Voorkoppelen doe ik niet. Misschien is het beter, maar hoe ouder je wordt, hoe makkelijker je wordt in bepaalde dingen. Vanaf volgende week worden ze wel 14 uur per dag bijgelicht om de hormonen wakker te maken.

Ik ben ze al wat minder gaan voeren — te dikke duiven brengen alleen maar ellende in de kweek. Eind volgende week gaan de kweekdoffers op hun bakken, zodat ze een kleine twee weken kunnen uitvechten wie waar wil zitten. Nu zit alles nog op latten.

En dan maar hopen dat we weer een paar kampioentjes mogen kweken. En misschien, wie weet, een nieuw NPO-bestuur dat wél met duiven wil spelen.

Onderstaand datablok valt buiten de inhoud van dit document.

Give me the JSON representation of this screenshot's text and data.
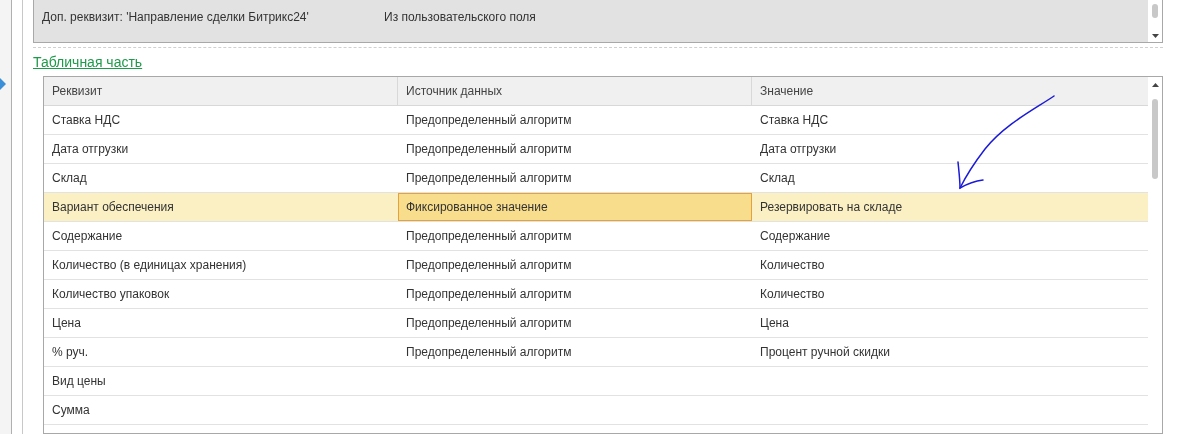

Afstanden, belangen en bestuur

Deze week vertelde iemand me dat sommige topspelers in de hogere afdelingen liever niet verder dan 300 km spelen met de jongen. Volgens mij preekte hij vooral voor eigen parochie. Ik kan me niet voorstellen dat iemand die serieus met duiven bezig is, niet wil vliegen op mooie afstanden.

Wat ik wél weet: hier in de lager gelegen afdelingen hebben we altijd graag met jongen op de NPO-vluchten boven de 350 km gespeeld. Maar in de hogere afdelingen koos men liever voor taartvluchten — en ging vervolgens in alle besturen zitten om hun zienswijze landelijk uit te smeren. Misschien zitten we daarom nu met dit concept.

Onze voorzitter lijkt me slim genoeg om een gestuurde enquête te lanceren die precies in zijn voordeel uitpakt. We hebben in het verleden vaker enquêtes gehad, maar als de uitslag niet beviel, hoorde je er nooit meer iets van. Een online enquête waarin je meerdere keren kunt stemmen heeft bovendien geen enkele waarde.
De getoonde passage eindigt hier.